Hemsbach. Was passiert, wenn man in Rotkohlsaft Essig träufelt? Wie bastelt man aus einer Plastikbox ein Musikinstrument? Beim Schulfest der Goetheschule anlässlich ihres 110. Geburtstags bieten die Schüler besonders anderen Kindern, aber auch erwachsenen Besuchern allerlei zu erleben und zu entdecken. Bis hin zur eigenen Zukunft, die mehrere Mädchen in einem schummrig verhangenen Raum zu offenbaren verstehen.

Eigentlich werden am Samstagmittag gleich zwei Geburtstage gefeiert: der 110. des Haupthauses und der 100. des Anbaus der Schule. Von zwei verschiedenen Gebäuden ist heute aber nichts mehr zu sehen, nahtlos reihen sich die Klinkersteine der Fassade aneinander. Nach einer Trennlinie hätte man schon gesucht, sagt Rektor Bruno Matern, "aber gefunden haben wir nichts."

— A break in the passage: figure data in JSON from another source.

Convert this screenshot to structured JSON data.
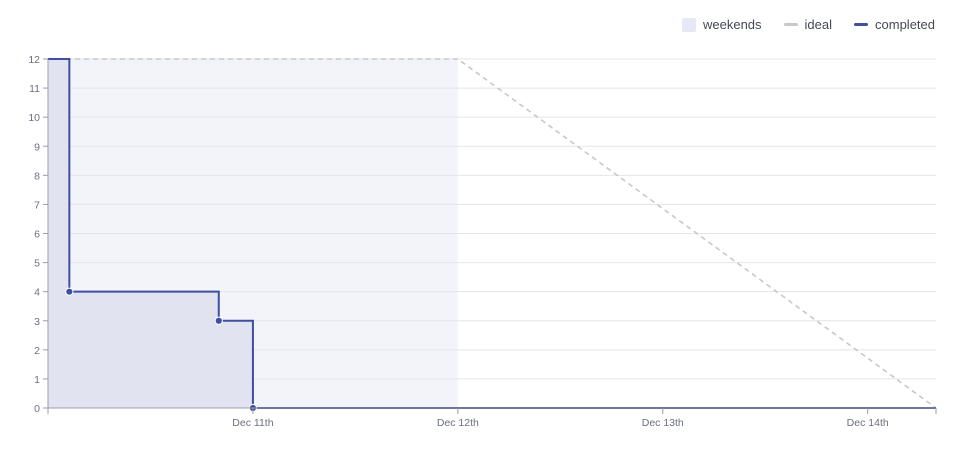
{
  "legend": {
    "weekends_label": "weekends",
    "ideal_label": "ideal",
    "completed_label": "completed"
  },
  "colors": {
    "weekend_fill": "#f3f4fa",
    "weekend_swatch": "#e6e8f5",
    "ideal": "#c8c8cc",
    "completed": "#3f4ea1",
    "completed_area": "#e1e3f1",
    "grid": "#e4e5ea",
    "axis": "#9a9ca6"
  },
  "chart_data": {
    "type": "line",
    "x_unit": "date",
    "xlim": [
      "Dec 10, 00:00",
      "Dec 14, 08:00"
    ],
    "ylim": [
      0,
      12
    ],
    "y_ticks": [
      0,
      1,
      2,
      3,
      4,
      5,
      6,
      7,
      8,
      9,
      10,
      11,
      12
    ],
    "x_ticks": [
      "Dec 11th",
      "Dec 12th",
      "Dec 13th",
      "Dec 14th"
    ],
    "weekend_range": [
      "Dec 10, 00:00",
      "Dec 12, 00:00"
    ],
    "series": [
      {
        "name": "ideal",
        "style": "dashed",
        "points": [
          [
            "Dec 10, 00:00",
            12
          ],
          [
            "Dec 12, 00:00",
            12
          ],
          [
            "Dec 14, 08:00",
            0
          ]
        ]
      },
      {
        "name": "completed",
        "style": "step",
        "points": [
          [
            "Dec 10, 00:00",
            12
          ],
          [
            "Dec 10, 02:30",
            12
          ],
          [
            "Dec 10, 02:30",
            4
          ],
          [
            "Dec 10, 20:00",
            4
          ],
          [
            "Dec 10, 20:00",
            3
          ],
          [
            "Dec 11, 00:00",
            3
          ],
          [
            "Dec 11, 00:00",
            0
          ],
          [
            "Dec 14, 08:00",
            0
          ]
        ],
        "markers": [
          [
            "Dec 10, 02:30",
            4
          ],
          [
            "Dec 10, 20:00",
            3
          ],
          [
            "Dec 11, 00:00",
            0
          ]
        ]
      }
    ]
  }
}
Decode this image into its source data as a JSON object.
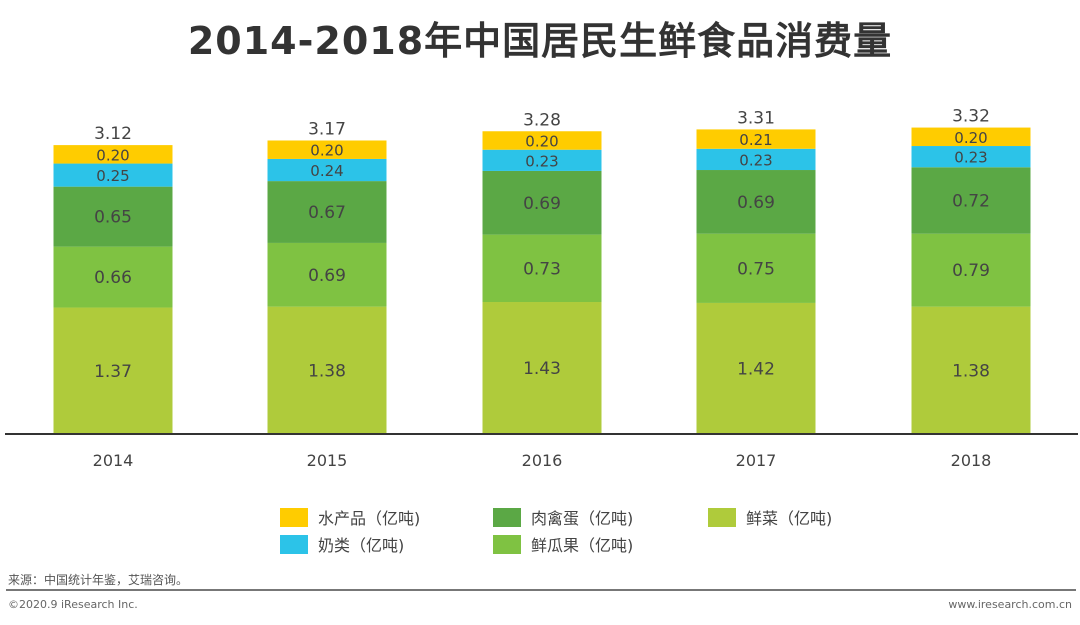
{
  "chart_data": {
    "type": "bar",
    "stacked": true,
    "title": "2014-2018年中国居民生鲜食品消费量",
    "categories": [
      "2014",
      "2015",
      "2016",
      "2017",
      "2018"
    ],
    "totals": [
      "3.12",
      "3.17",
      "3.28",
      "3.31",
      "3.32"
    ],
    "series": [
      {
        "name": "鲜菜（亿吨)",
        "color": "#AFCB3B",
        "values": [
          1.37,
          1.38,
          1.43,
          1.42,
          1.38
        ]
      },
      {
        "name": "鲜瓜果（亿吨)",
        "color": "#7FC242",
        "values": [
          0.66,
          0.69,
          0.73,
          0.75,
          0.79
        ]
      },
      {
        "name": "肉禽蛋（亿吨)",
        "color": "#5BA845",
        "values": [
          0.65,
          0.67,
          0.69,
          0.69,
          0.72
        ]
      },
      {
        "name": "奶类（亿吨)",
        "color": "#2CC3E8",
        "values": [
          0.25,
          0.24,
          0.23,
          0.23,
          0.23
        ]
      },
      {
        "name": "水产品（亿吨)",
        "color": "#FFCC00",
        "values": [
          0.2,
          0.2,
          0.2,
          0.21,
          0.2
        ]
      }
    ],
    "legend_position": "bottom",
    "grid": false
  },
  "footer": {
    "source": "来源：中国统计年鉴，艾瑞咨询。",
    "copyright": "©2020.9 iResearch Inc.",
    "website": "www.iresearch.com.cn"
  }
}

Während des Fests agieren die Kinder im Rahmen ihrer jeweiligen Projekte erstaunlich selbstständig. In Schichten seien sie eingeteilt, alles sei genau organisiert, erzählen sie. Wenn manchmal ein Lehrer mit dabei ist, beschränkt er sich darauf, nur kurz mal auszuhelfen.

Juliane, zehn Jahre, beaufsichtigt das Projekt Nagelbrett auf dem Schulhof. In mehrere bemalte Spanplatten darf jeder, der es möchte, Nägel einschlagen. "Aber nur halb", fügt sie hinzu, "wir machen da im Kunstunterricht Landschaften draus." Wie das genau ablaufen wird, weiß sie noch nicht so recht, das Einschlagen der Nägel erfreut aber sich zumindest schon mal großer Beliebtheit.

In einem der Schulräume stehen die menschlichen Sinne im Mittelpunkt. Ein Parcours aus Kieselsteinen, Tannenzapfen, Fell und anderen Materialien kann dort barfuß beschritten werden. Auf der anderen Seite des Raumes versucht sich der siebenjährige Justin am Erzeugen von Tönen mithilfe einiger unterschiedlich gefüllter Gläser. Ein Freund hat um eine leere Pausenbrotbox Gummis gespannt und zupft auf seinem improvisierten Kontrabass. In einem anderen Klassenzimmer führen Schüler mit großen Effekten chemische Experimente vor, unter anderem wie sich Rotkohlsaft farblich verändert, je nachdem, ob man eine Säure oder eine Lauge hinzufügt, wofür das Publikum ihnen Beifall spendet.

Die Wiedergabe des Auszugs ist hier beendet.